她又给于唯茜说了自己已经做好的工作:开了除湿机,把靠墙的古籍都挪到了位置,这边的修复页她已经用无酸纸压了压……
于唯茜愣愣地看着她,不知道为什么,鼻尖有点发酸,她深呼吸口气,压下心底的波动,走到温丛迩身旁,说:“剩下的我来整。”
说着,她又问:“什么时候来的?”
温丛迩的动作不停,回道:“没多久。”
现在早上六点半,于唯茜不知道她这个没多久到底是什么时候。
于唯茜垂眸看着那张昨天温丛迩坐那儿一下午才修好的纸张,说:“小温,下次给我打电话,我去接你,凌晨下着雨不好打车。”
温丛迩笑了笑,应声道:“知道了。”
不止她们,陆续地,原本休息的几人都不约而同来到了修复室。
看到里面的俩人,吓了一跳:“我天,你们什么时候来的?”
于唯茜看温丛迩没有回答的意思,开口道:“我六点多,她啥时候到的不知道。”
庭姐惊愕道:“小温。”
“前后脚。”温丛迩没有邀功的想法,转移话题,“没想到下这么大。”
“是。”庭姐也皱了皱眉,“好多年没见过了。
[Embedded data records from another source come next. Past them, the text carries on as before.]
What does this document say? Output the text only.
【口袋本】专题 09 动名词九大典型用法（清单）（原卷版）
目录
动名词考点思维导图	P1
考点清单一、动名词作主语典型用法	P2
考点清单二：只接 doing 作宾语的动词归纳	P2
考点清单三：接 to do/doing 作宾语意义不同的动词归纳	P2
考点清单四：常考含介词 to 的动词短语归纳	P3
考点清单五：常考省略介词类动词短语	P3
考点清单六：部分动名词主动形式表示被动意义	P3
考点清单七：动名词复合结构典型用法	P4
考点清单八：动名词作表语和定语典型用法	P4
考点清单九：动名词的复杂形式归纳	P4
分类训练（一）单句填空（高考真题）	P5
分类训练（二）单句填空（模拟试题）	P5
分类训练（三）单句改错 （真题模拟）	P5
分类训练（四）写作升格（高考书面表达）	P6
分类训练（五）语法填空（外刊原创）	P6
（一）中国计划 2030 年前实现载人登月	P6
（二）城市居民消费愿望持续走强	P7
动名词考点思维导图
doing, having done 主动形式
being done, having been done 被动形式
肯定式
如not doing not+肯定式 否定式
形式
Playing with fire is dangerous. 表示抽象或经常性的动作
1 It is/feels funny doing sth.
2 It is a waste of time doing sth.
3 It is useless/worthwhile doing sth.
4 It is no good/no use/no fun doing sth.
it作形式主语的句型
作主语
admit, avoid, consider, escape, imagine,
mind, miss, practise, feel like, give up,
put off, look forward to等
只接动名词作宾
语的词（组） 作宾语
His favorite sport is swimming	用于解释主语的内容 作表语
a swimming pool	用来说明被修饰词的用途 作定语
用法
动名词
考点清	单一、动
”
特大暴雨,昨天谁也没想到会是这个天气。
人多,做起事情就快了不少,温丛迩精神不再那么紧绷,她忽然想到一件要紧的事情。
马上就到和沈渡钦约定的时间了!!
温丛迩暂时放下手头的工作,着急慌忙地去拿手机,刚点开屏幕就看到好几条消息,几乎都来自同个人:【天气不好,我去接你?】
可能见她没回,过了两个小时:【还在睡着?】
又发了两三张小爪的照片,后面跟了句:【醒了后给我发条消息。】
距离最后这句话已经半小时,温丛迩心里很愧疚,她直接按了语音通话。
刚一秒,对面就按了接听,同时传来声音:“醒了。”
里面似是还带着温柔笑意。
温丛迩压着嘴角道:“对不起。”
沈渡钦似是愣了瞬间,他试探着问道:“怎么了,怎么一开口就道歉?”
原本的温柔笑意已经被担心所取代,里面藏着不容易被发现的小心翼翼。
温丛迩心里乱如麻,忽略了沈渡钦语气里的细小差别,她说:“今天可能要放你鸽子了。”
就连语气都低落下来。
“我现在在单位,这两天都走不开。”
降雨量太大,空气里潮湿度过高,不管是这段时间修复好的、一页页还未重新装订的案例本,还是那些古籍的状况都需要时刻关注。
这就意味着,温丛迩这几天的时间都会被占据。
温丛迩站在门外,听着外面哗啦啦的雨声,小声地给沈渡钦解释着。
她不知道自己讲得是不是足够清楚,在这个场景下,她没办法保持很强的逻辑性。
本来,她明明想的是,再也不随便失约了。
温丛迩说了很多,沈渡钦安安静静地听着,直到再次听到那三个字。
“怎么又道歉。”知道原因后,沈渡钦原本提起的心重新落回原处,变回原先轻松的语气,“也就是说,你们现在是在救书。”
温丛迩反应了两秒才明白过来“救书”是哪两个字:“也没有那么夸张,就是做一些防护措施,避免潮湿发霉引起的损坏。”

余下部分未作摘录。